COMMENTARY | The picture of Nicola Furlong shows a smiling blonde with a birthday cake. She could have been anyone's daughter, anyone's sister, anyone's friend. According to ABC News, in late May, that smiling girl -- an Irish exchange student in Japan -- spent the evening with friends, attending a Nicki Minaj concert in the Shinjuku area. Later, she was found murdered in her hotel room.
The article states Richard Hinds, a 19-year-old American Christian musician who was traveling abroad as a backup dancer for a Japanese R&B artist, has been arrested in connection with Furlong's murder. He admits to strangling her but says that he didn't intend to kill her. Japanese authorities are now determining whether or not to charge him with murder. And the point of the article is that Japan has a 99 percent conviction rate. It is unlikely, if he's charged with murder, that Hinds will be released from jail. At least not anytime soon.

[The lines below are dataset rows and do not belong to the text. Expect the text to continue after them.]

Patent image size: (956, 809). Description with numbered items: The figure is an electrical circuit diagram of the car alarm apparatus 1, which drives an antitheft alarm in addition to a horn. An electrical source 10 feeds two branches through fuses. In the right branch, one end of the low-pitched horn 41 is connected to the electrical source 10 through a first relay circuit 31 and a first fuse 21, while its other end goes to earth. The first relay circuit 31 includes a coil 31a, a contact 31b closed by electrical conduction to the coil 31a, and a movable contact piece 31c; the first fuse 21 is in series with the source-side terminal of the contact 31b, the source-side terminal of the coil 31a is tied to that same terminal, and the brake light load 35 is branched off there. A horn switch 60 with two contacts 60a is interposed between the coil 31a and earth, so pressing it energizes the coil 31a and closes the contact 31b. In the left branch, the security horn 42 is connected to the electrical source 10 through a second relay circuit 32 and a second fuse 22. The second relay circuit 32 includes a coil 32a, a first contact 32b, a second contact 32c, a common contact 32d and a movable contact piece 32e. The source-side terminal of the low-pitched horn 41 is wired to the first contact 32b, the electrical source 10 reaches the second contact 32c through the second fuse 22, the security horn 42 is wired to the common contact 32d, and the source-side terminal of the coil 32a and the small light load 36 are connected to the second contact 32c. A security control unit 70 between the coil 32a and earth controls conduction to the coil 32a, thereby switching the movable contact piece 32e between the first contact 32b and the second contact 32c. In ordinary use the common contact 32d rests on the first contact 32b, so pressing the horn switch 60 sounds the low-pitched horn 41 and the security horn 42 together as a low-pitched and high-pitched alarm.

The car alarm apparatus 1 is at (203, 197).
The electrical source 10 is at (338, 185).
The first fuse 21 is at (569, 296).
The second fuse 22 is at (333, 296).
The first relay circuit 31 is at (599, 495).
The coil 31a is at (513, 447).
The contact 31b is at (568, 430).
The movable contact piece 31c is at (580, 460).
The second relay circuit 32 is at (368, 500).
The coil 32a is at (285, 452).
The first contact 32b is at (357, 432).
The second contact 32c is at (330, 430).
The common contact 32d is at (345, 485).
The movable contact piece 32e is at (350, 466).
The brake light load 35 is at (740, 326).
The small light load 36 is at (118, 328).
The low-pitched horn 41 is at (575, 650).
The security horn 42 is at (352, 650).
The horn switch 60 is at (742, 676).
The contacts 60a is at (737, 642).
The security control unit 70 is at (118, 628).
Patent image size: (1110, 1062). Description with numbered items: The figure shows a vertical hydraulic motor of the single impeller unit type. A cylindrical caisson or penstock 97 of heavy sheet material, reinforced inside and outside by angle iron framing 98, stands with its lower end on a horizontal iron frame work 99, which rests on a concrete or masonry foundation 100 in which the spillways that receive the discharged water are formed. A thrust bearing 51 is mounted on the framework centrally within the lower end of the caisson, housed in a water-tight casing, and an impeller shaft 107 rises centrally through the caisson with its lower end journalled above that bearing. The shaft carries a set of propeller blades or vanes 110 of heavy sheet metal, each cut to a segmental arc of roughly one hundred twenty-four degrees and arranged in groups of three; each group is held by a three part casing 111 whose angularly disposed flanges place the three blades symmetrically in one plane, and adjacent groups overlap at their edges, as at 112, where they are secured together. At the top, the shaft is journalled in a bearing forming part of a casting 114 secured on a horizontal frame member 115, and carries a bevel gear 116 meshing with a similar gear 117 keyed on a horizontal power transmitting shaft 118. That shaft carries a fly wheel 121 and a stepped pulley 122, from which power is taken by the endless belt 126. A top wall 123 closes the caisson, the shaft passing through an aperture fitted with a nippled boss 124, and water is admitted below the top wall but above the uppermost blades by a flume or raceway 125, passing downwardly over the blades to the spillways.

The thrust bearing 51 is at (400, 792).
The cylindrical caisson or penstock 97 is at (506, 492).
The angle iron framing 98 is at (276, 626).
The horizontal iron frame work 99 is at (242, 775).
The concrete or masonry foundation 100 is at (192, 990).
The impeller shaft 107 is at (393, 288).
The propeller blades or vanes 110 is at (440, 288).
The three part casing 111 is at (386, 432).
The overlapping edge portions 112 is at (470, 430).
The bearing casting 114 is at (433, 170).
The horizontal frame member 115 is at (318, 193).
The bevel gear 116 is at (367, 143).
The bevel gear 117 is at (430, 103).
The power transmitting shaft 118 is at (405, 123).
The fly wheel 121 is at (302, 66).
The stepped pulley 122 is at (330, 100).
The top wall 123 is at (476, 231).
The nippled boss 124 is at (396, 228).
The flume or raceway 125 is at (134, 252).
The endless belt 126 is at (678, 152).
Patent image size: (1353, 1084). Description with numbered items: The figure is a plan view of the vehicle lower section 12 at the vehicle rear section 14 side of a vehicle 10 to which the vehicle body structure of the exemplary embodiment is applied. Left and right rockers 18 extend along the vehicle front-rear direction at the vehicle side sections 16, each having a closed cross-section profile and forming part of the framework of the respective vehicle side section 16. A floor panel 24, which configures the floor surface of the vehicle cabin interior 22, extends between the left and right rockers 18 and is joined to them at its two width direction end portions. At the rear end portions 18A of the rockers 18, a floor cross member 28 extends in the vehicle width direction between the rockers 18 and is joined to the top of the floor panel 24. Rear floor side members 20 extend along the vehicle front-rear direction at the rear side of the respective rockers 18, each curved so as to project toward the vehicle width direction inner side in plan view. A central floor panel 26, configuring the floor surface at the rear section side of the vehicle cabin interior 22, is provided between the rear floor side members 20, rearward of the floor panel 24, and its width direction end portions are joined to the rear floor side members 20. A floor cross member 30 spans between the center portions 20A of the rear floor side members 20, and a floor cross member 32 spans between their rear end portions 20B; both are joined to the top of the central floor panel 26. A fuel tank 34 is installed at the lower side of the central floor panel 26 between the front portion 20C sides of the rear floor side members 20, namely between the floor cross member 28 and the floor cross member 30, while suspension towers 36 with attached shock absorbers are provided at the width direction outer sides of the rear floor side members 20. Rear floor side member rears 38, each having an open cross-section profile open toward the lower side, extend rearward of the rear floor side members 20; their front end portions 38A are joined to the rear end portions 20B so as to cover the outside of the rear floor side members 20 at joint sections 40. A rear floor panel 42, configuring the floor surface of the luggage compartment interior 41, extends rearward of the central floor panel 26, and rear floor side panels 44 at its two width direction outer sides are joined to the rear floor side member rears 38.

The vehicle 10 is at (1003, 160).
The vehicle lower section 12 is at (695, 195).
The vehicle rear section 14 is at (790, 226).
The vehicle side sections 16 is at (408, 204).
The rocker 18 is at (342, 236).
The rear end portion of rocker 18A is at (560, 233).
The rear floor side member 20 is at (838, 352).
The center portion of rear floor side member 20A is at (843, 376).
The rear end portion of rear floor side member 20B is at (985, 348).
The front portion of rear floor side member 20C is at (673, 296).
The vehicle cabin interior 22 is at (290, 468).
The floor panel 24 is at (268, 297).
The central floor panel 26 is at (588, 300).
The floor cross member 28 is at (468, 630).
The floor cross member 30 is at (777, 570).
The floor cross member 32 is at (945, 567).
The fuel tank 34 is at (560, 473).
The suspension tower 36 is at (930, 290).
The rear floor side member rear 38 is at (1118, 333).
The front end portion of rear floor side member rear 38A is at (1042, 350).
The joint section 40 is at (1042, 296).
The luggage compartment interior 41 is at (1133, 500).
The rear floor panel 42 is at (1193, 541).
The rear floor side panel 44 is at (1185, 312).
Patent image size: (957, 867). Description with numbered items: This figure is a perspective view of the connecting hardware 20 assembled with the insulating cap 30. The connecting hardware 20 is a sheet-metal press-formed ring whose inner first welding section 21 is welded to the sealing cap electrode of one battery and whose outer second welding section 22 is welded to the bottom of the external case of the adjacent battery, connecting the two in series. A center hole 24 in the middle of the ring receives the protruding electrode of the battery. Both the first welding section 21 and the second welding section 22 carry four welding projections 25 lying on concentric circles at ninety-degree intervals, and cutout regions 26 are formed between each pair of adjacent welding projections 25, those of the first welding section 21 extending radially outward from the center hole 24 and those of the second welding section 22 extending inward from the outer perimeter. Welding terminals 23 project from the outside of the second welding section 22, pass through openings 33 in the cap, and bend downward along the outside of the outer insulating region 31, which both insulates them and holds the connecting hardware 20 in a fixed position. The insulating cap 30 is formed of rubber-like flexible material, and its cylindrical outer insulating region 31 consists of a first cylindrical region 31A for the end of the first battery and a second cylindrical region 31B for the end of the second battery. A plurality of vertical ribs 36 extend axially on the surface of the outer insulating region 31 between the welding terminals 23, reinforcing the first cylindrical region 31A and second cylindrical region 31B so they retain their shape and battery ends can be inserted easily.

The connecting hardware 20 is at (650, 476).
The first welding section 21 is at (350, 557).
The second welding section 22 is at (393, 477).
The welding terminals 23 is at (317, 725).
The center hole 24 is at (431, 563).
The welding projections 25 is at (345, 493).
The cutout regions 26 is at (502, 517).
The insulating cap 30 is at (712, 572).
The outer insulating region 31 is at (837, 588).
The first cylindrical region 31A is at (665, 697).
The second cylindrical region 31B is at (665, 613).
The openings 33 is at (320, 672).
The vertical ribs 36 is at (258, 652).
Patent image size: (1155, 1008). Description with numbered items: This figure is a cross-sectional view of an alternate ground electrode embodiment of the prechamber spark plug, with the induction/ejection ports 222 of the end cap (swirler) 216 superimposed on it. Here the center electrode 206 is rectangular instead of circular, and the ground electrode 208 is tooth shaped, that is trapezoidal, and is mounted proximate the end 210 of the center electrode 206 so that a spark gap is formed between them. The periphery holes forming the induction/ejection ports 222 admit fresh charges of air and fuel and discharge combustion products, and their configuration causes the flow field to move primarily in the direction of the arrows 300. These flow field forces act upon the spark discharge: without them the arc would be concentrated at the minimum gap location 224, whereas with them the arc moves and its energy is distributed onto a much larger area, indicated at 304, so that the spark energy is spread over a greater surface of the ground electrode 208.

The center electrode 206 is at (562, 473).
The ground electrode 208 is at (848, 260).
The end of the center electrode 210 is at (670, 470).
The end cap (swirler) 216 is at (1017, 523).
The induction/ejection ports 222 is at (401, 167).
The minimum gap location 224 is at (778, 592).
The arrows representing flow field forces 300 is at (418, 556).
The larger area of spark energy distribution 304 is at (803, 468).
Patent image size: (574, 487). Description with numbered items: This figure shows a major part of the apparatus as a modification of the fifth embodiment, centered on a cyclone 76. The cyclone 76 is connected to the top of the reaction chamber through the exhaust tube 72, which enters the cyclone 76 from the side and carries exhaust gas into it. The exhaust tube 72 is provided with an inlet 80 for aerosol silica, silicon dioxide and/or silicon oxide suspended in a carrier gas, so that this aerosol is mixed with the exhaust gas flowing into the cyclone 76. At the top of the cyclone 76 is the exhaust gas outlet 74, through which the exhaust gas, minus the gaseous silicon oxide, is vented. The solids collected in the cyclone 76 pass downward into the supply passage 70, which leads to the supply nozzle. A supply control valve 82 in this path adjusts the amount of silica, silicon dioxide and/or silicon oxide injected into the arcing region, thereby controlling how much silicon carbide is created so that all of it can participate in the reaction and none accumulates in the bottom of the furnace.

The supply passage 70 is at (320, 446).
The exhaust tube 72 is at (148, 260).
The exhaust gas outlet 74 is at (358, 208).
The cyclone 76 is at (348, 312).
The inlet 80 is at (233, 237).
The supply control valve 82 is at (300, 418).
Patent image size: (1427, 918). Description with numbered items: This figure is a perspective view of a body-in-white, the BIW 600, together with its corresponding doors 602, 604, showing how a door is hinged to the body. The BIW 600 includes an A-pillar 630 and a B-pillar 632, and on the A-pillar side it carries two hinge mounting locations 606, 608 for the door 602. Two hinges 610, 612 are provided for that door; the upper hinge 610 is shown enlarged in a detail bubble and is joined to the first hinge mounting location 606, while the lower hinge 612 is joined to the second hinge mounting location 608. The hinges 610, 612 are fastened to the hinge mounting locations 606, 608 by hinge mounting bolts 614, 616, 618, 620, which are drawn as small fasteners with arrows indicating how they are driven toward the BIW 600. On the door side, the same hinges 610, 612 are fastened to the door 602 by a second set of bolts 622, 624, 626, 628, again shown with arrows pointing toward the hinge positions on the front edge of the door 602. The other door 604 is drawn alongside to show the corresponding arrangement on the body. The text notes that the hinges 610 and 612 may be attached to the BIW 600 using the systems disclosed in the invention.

But while that may be the point of the article, the point of the sad story is that it's a dangerous world for young women. It's a world where a young woman should be able to enjoy adventures abroad. She should be able to go out with friends and have fun at a concert without worry of who may be intent on hurting her. She should be able to wake up the next morning and laugh about the night's events. She should be able to pose next year for a birthday photo to be posted on Facebook, with another candle on the cake. That smile on her face.
Natalee Holloway. Nicola Furlong. The stories are tragic reminders that not everything is safe and not everyone is your friend. And the sharp contrast in how justice is handled in Aruba and how it is handled in Japan don't take away the facts. She was someone's daughter. Someone's friend. And she should have had decades more to make memories.